The spoken word is the bearer of culture. Common expressions in daily use by ordinary people are not only the means by which they communicate with each other, but are the essential elements of a society bound together in time and place. The continuous injection of new vocabulary and forms of expression into the everyday spoken language further enriches and at the same time alters it. With the passage of time, a new “generation” of idioms and colloquialisms displaces the old. Yet, though displaced, these time-bound layers of language are nonetheless important remnants of culture — parts of the cultural heritage worth preserving.

The Impact of the Verbal Quotations in Preserving a Culture

I was born and raised in Egypt, and Arabic is my mother tongue. I left Egypt in the mid-1960s. Were I to return, I would find a huge gap between the current street language and the one used a half-century ago which I still employ. The moment I would open my mouth to ask a taxi driver to take me somewhere, he would immediately identify me as a “stranger” living abroad. After a short chat with him, he would be able to tell how long I had been away. This is mainly due to both my use of a “dead” vocabulary as well as my complete lack of knowledge of the one that has replaced it.

However, isn’t this seemingly “dead” vocabulary part of Egyptian culture? And if so, should it not be regarded as such and preserved? I was led to answer “yes” to both of these questions following an encounter with an anthropology professor in a small American Indian village near Shefferville in northern Quebec. This professor had a mandate to restore an ancient dialect and language of a tribe which had vanished over the years. He spent more than five years working with the few living members of the tribe still faithful to their heritage in order to collect and gather all that was left of a culture and preserve it. Fearing that my heritage could one day be forgotten, I have set out to preserve the portion of it that I mastered and have retained since my youth in Egypt more than a half-century ago. I seek to identify in this essay some of the ways in which the spoken word serves as a vessel and a vehicle for transmitting important aspects of Egyptian culture across time and space.

Characteristics of Egyptian Culture Revealed in the Spoken Language

1: Egyptian culture is inclusive. We can witness the influence of various cultures in the Egyptian spoken language, such as the Arabic, Coptic, Turkish, Persian, French, English, Italian, and Greek.

2: Egyptian culture is figurative. Numerous Egyptian expressions refer to cats, dogs, and donkeys, as well as many other animals, birds, and insects. They also refer to varieties of fruits, vegetables, and foods. A third major category of expression refers to parts of the human body such as the eyes, heart, tongue, foot, beards, teeth, cheek, throat, fingers, and many others. A fourth important category includes construction materials and household articles, such as doors, windows, stones, walls, floors and floor covering, tiles, jugs, needles, and spools.
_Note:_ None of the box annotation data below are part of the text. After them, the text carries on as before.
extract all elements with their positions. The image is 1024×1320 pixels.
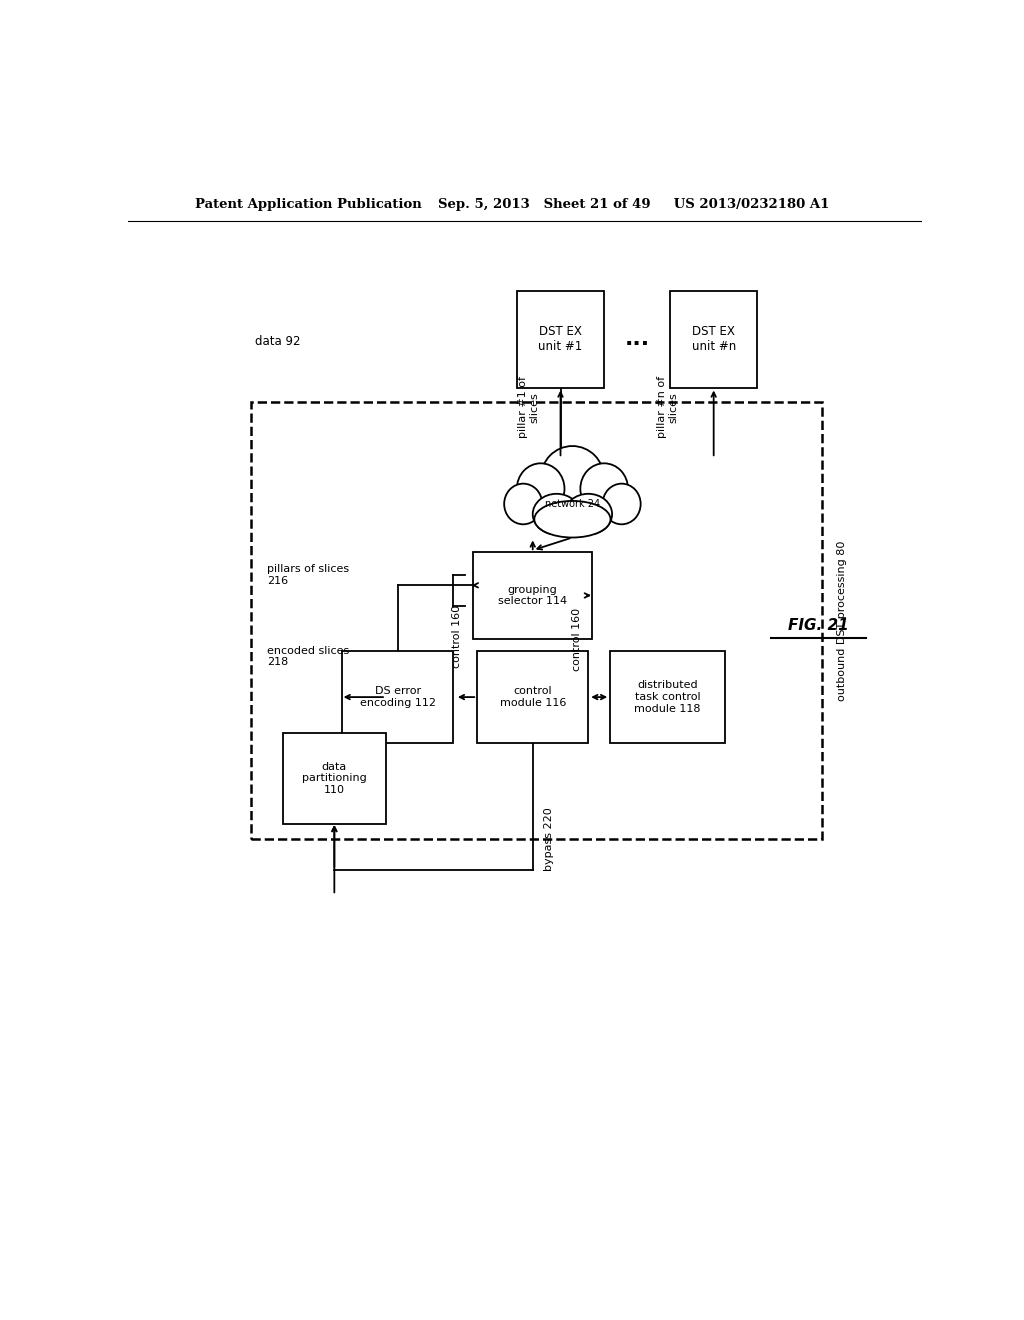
Text: data
partitioning
110: data partitioning 110	[302, 762, 367, 795]
Bar	[670, 290, 758, 388]
Text: DS error
encoding 112: DS error encoding 112	[359, 686, 436, 708]
Bar	[251, 403, 822, 840]
Text: Sep. 5, 2013   Sheet 21 of 49     US 2013/0232180 A1: Sep. 5, 2013 Sheet 21 of 49 US 2013/0232…	[437, 198, 828, 211]
Text: grouping
selector 114: grouping selector 114	[498, 585, 567, 606]
Ellipse shape	[517, 463, 564, 513]
Text: DST EX
unit #n: DST EX unit #n	[691, 325, 736, 354]
Text: control 160: control 160	[572, 607, 583, 671]
Text: encoded slices
218: encoded slices 218	[267, 645, 349, 667]
Text: bypass 220: bypass 220	[544, 808, 554, 871]
Ellipse shape	[581, 463, 628, 513]
Text: data 92: data 92	[255, 335, 300, 348]
Ellipse shape	[535, 500, 610, 537]
Text: FIG. 21: FIG. 21	[788, 619, 849, 634]
Text: control
module 116: control module 116	[500, 686, 566, 708]
Text: DST EX
unit #1: DST EX unit #1	[539, 325, 583, 354]
Text: distributed
task control
module 118: distributed task control module 118	[635, 681, 700, 714]
Bar	[610, 651, 725, 743]
Ellipse shape	[532, 494, 581, 535]
Ellipse shape	[507, 463, 638, 535]
Ellipse shape	[541, 446, 604, 511]
Text: outbound DST processing 80: outbound DST processing 80	[838, 541, 847, 701]
Text: network 24: network 24	[545, 499, 600, 510]
Bar	[283, 733, 386, 824]
Text: Patent Application Publication: Patent Application Publication	[196, 198, 422, 211]
Text: pillar #1 of
slices: pillar #1 of slices	[518, 376, 540, 438]
Bar	[342, 651, 454, 743]
Text: pillar #n of
slices: pillar #n of slices	[656, 376, 679, 438]
Bar	[477, 651, 589, 743]
Bar	[473, 552, 592, 639]
Bar	[517, 290, 604, 388]
Text: control 160: control 160	[452, 605, 462, 668]
Ellipse shape	[564, 494, 612, 535]
Text: pillars of slices
216: pillars of slices 216	[267, 565, 349, 586]
Ellipse shape	[602, 483, 641, 524]
Text: ...: ...	[625, 329, 649, 350]
Ellipse shape	[504, 483, 543, 524]
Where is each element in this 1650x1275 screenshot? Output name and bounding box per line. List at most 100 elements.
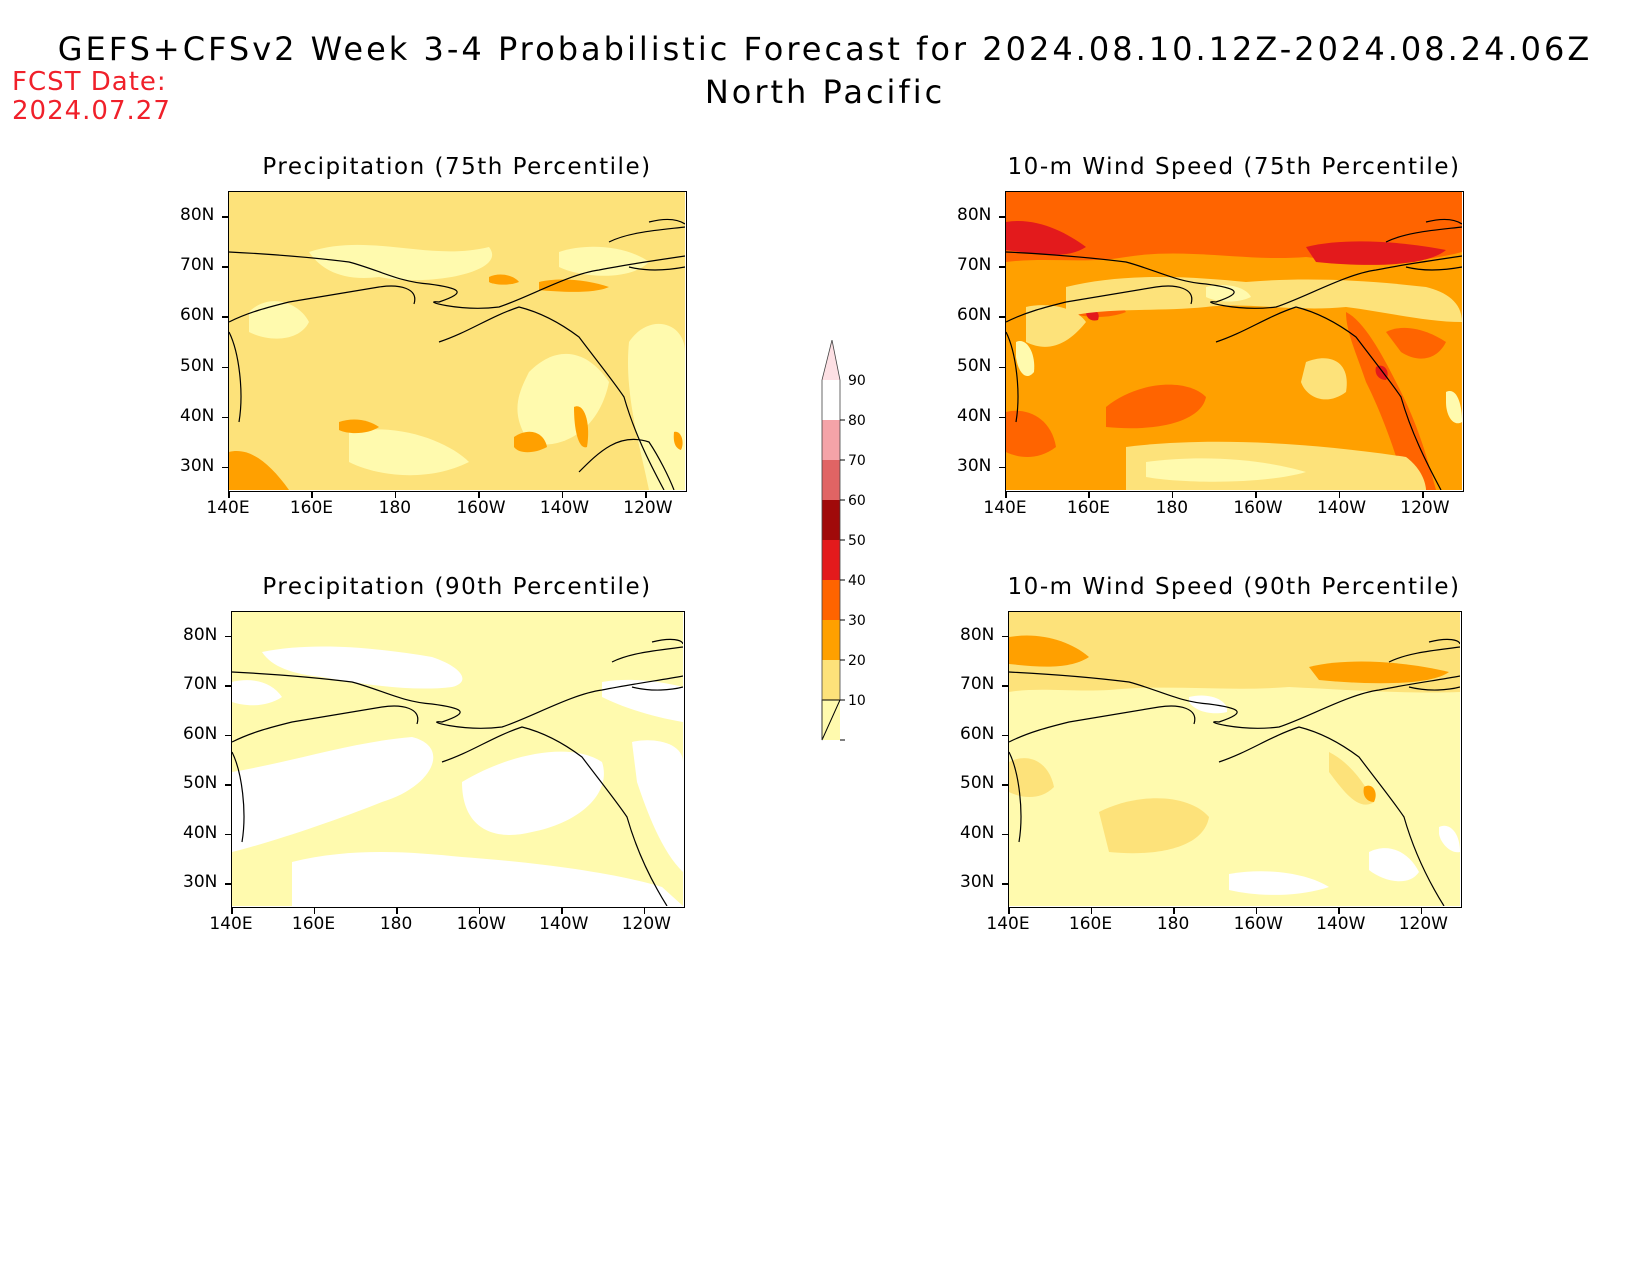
lon-label: 120W bbox=[1400, 498, 1450, 518]
lon-label: 160W bbox=[456, 498, 506, 518]
lon-tick bbox=[478, 492, 480, 498]
coastlines bbox=[1006, 218, 1462, 490]
lat-label: 80N bbox=[960, 624, 995, 645]
lon-label: 140W bbox=[539, 914, 589, 934]
lat-label: 50N bbox=[180, 355, 215, 376]
fill-lowest-class bbox=[1016, 285, 1462, 482]
map-precip-75-svg bbox=[229, 192, 685, 490]
lat-label: 50N bbox=[957, 355, 992, 376]
map-precip-90-svg bbox=[232, 612, 683, 906]
colorbar-label: 90 bbox=[848, 373, 866, 389]
map-wind-90-svg bbox=[1009, 612, 1460, 906]
lat-label: 40N bbox=[183, 822, 218, 843]
lon-tick bbox=[1255, 492, 1257, 498]
colorbar-label: 40 bbox=[848, 573, 866, 589]
colorbar-label: 10 bbox=[848, 693, 866, 709]
map-wind-75 bbox=[1005, 191, 1464, 492]
lon-label: 140W bbox=[539, 498, 590, 518]
colorbar-label: 30 bbox=[848, 613, 866, 629]
lat-label: 50N bbox=[183, 773, 218, 794]
lon-tick bbox=[313, 908, 316, 914]
lon-tick bbox=[311, 492, 313, 498]
lat-tick bbox=[225, 685, 231, 687]
lat-label: 60N bbox=[957, 305, 992, 326]
lat-label: 80N bbox=[183, 624, 218, 645]
lat-label: 30N bbox=[960, 872, 995, 893]
coastlines bbox=[232, 638, 683, 906]
lon-tick bbox=[1171, 492, 1174, 498]
lat-label: 80N bbox=[957, 205, 992, 226]
map-precip-90 bbox=[231, 611, 685, 908]
colorbar-label: 80 bbox=[848, 413, 866, 429]
lon-label: 160E bbox=[291, 914, 336, 934]
lon-tick bbox=[1422, 492, 1424, 498]
panel-title-precip-90: Precipitation (90th Percentile) bbox=[262, 574, 652, 600]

3: Egyptian culture is suffused with spontaneity. There are plenty of terms and popular proverbs that are spontaneously and instinctively inserted in the daily spoken language. These terms are like spices that give a special taste to speech and describe a situation or a given incident in a caricature-like way. This is why to the extent that we remember and are aware of a language’s expressions and master their use at the appropriate time, it is possible to say that we are from the core of this language’s society.

4: Egyptian culture is a virtual museum, with the spoken language the art that adorns its walls. The spoken language carries and conveys the information, ideas, and philosophies of the people employing it. The spoken language draws humoristic pictures depicting the characteristics, the habits, and the inspirations of its people. The spoken language acts and reacts with the society and its milieu. It bears witness to a bygone era.

5: Egyptian culture is fundamentally verbal. Verbal learning is an essential characteristic of Arabic culture, which is a main feature of the Egyptian one. It is inherited from the liturgical chants (Syriac, Byzantine, and Islamic) which is musical to the ear and rhythmic.

6: Egyptian culture is steeped in reptition. Repetition, which is rooted in Arabic culture, makes the expressions part of the collection of the experiential stock of life. Repetition is an important factor that helps children to absorb common expressions. As the saying goes, “The repetitive rehearsal instructs anyone, even the illiterate.”

7: Egyptian culture is replete with the unique. Many words in spoken Egyptian are jargon that could not be translated to another language with an equivalent one word. Rather, an explanation in the form of a paragraph is usually needed. A number of these words and expressions have Coptic or Turkish roots.

8: Egyptian culture is redolent with history. Numerous words and expressions refer to specific historical figures. Such words and expressions are used to characterize a person as being, for example, generous, courageous, or intelligent. Some of these expressions are in poetic forms and said by legendary figures that played important roles (political, religious, intellectual, social, or philosophical) in Egyptian or Arab history.

9: Egyptian culture reflects the importance of spirituality and faith in society. These expressions refer to the Qur’an or the Bible and could also refer to biblical figure like Job and his patience.

10: Egyptian culture is saturated with humor, whether in the form of expressions that could serve as bumper stickers, cartoons that describe social or political situations, or well-known proverbs deformed by replacing one or more words.